London weist Moskau die Schuld für Cyber-Angriff "NotPetya" zu

Die USA haben Russland für die Cyber-Attacke "NotPetya" verantwortlich gemacht und Moskau "internationale Konsequenzen" angedroht. Zuvor hatte bereits Großbritannien der russischen Regierung vorgeworfen, hinter "NotPetya" gesteckt zu haben

Großbritannien hat der russischen Regierung vorgeworfen, hinter der Cyber-Attacke "NotPetya" vom Juni 2017 gesteckt zu haben. "Die britische Regierung ist davon überzeugt, dass die russische Regierung und insbesondere das russische Militär für die zerstörerische Cyber-Attacke NotPetya im Juni 2017 verantwortlich waren", erklärte der britische Außenstaatssekretär Tariq Ahmad am Donnerstag in London.
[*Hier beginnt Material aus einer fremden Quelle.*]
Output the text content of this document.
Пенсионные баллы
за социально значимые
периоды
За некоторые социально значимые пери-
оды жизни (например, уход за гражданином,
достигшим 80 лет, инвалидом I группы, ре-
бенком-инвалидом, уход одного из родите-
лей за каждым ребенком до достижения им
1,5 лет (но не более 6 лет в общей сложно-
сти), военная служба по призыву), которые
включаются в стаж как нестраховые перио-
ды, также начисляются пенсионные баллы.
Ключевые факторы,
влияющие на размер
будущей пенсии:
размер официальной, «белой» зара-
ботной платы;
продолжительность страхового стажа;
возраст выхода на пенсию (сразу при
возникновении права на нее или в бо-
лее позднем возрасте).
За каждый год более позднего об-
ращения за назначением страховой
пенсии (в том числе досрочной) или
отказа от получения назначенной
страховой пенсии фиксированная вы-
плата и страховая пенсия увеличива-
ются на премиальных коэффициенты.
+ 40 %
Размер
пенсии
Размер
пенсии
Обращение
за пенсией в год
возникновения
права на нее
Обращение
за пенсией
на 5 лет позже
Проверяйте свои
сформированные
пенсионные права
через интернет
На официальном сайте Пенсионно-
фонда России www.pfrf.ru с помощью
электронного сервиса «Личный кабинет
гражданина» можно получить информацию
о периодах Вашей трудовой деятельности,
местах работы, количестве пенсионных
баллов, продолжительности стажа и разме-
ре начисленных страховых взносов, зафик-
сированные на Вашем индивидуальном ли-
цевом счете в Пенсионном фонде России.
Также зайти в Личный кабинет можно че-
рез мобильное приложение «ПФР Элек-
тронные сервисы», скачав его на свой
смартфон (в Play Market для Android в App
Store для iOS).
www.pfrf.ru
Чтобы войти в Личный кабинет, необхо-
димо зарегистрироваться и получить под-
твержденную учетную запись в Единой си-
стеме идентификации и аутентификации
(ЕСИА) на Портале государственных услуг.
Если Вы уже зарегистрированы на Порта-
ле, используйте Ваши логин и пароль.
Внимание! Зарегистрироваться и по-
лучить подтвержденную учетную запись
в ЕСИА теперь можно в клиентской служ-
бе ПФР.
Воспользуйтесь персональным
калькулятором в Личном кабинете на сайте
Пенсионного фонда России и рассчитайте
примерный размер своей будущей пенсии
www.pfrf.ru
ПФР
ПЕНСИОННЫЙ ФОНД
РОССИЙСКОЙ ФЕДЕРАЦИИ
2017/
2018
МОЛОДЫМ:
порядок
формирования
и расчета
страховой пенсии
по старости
Die Schadsoftware "NotPetya" hatte damals weltweit tausende Computer befallen. Die Attacke begann am 27. Juni in der Ukraine und Russland und breitete sich von dort weiter aus. Betroffen waren vor allem international agierende Unternehmen sowie wichtige Infrastruktur. So traf der Angriff unter anderem die Strahlenmessung an der Ruine des ukrainischen Atomkraftwerks Tschernobyl sowie die Häfen in Mumbai und Amsterdam.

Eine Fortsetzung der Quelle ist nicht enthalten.